Kamis, 05 April 2012 telah dilaksanakan Diskusi Publik “Liberalisasai dan Dependensi dibalik RUU Pangan” oleh JANGKAR (Jaringan Kajian Strategis Agrokompleks) bertempat di ruang sidang 384 FTP UGM. Membuka diskusi, Qadaruddin Fajri Adi selaku moderator menekankan bahwa berbicara masalah pangan tidak hanya sebatas pada jumlah piring yang harus dipenuhi pemerintah untuk masyarakat. Melainkan masalah hidup-mati bangsa. Hal ini akan erat kaitannya dengan upaya pemerintah untuk membuat bangsa Indonesia berjaya melalui kedaulatan pangan, tambahnya.

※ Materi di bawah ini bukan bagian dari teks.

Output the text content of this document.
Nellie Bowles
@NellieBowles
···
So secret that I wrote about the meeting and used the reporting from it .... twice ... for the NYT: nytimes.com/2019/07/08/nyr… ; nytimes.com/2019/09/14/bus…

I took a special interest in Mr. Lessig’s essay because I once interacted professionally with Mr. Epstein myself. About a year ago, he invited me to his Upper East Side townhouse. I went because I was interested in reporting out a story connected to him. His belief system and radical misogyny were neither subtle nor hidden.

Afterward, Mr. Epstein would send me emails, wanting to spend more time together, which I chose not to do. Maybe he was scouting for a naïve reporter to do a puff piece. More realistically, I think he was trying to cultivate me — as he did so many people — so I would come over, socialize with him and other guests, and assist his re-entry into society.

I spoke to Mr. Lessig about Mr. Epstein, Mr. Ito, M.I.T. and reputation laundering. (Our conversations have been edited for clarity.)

Pembicara pertama, Dr. Jur. Any Andjarwati, S.H., M. Jur, menjelaskan bahwasanya hukum pertanian masih kalah populer dan menarik di mata masyarakat meski masalah di pertanian sangat kompleks dan pelik. Pada dasarnya, tujuan adanya hukum pertanian adalah menjamin kesejahteraan petani, menjamin pangan penduduk dengan harga yang pantas dan menjamin lingkungan hidup. Bu Any juga mengkritisi masalah konsolidasi yang masih kacau antara pemerintah pusat dan daerah. Bahkan Peraturan Pemerintah, lanjutnya, merupakan permainan politik yang menunjukkan kegagalan sistem hukum di Indonesia.
Pembicara kedua, Prof. Dr. Ir. Ali Agus, D.A.A, mengawali penjelasannya dengan menyentil, “Apalah arti Undang-undang kalau implementasinya tidak ada?”. Pembangunan ekonomi pertanian menurutnya harus memperhatikan tiga hal, yakni sumber daya yang dimiliki, karakteristik wilayah dan orientasi pembangunan yang dicita-citakan. Untuk yang ketiga, disesuaikan dengan orientasi UUD 1945. Kedaulatan pangan berarti hak untuk memiliki pangan secara teratur, permanen, bermartabat, dan bebas dari rasa takut. Sektor pertanian merupakan sektor strategis dalam pemenuhan kebutuhan pangan manusia. Maka dari itu hak-hak petani harus diperhatikan guna mewujudkan pangan yang berkelanjutan. Selain itu, jihad kedaulatan harus senantiasa dilakukan.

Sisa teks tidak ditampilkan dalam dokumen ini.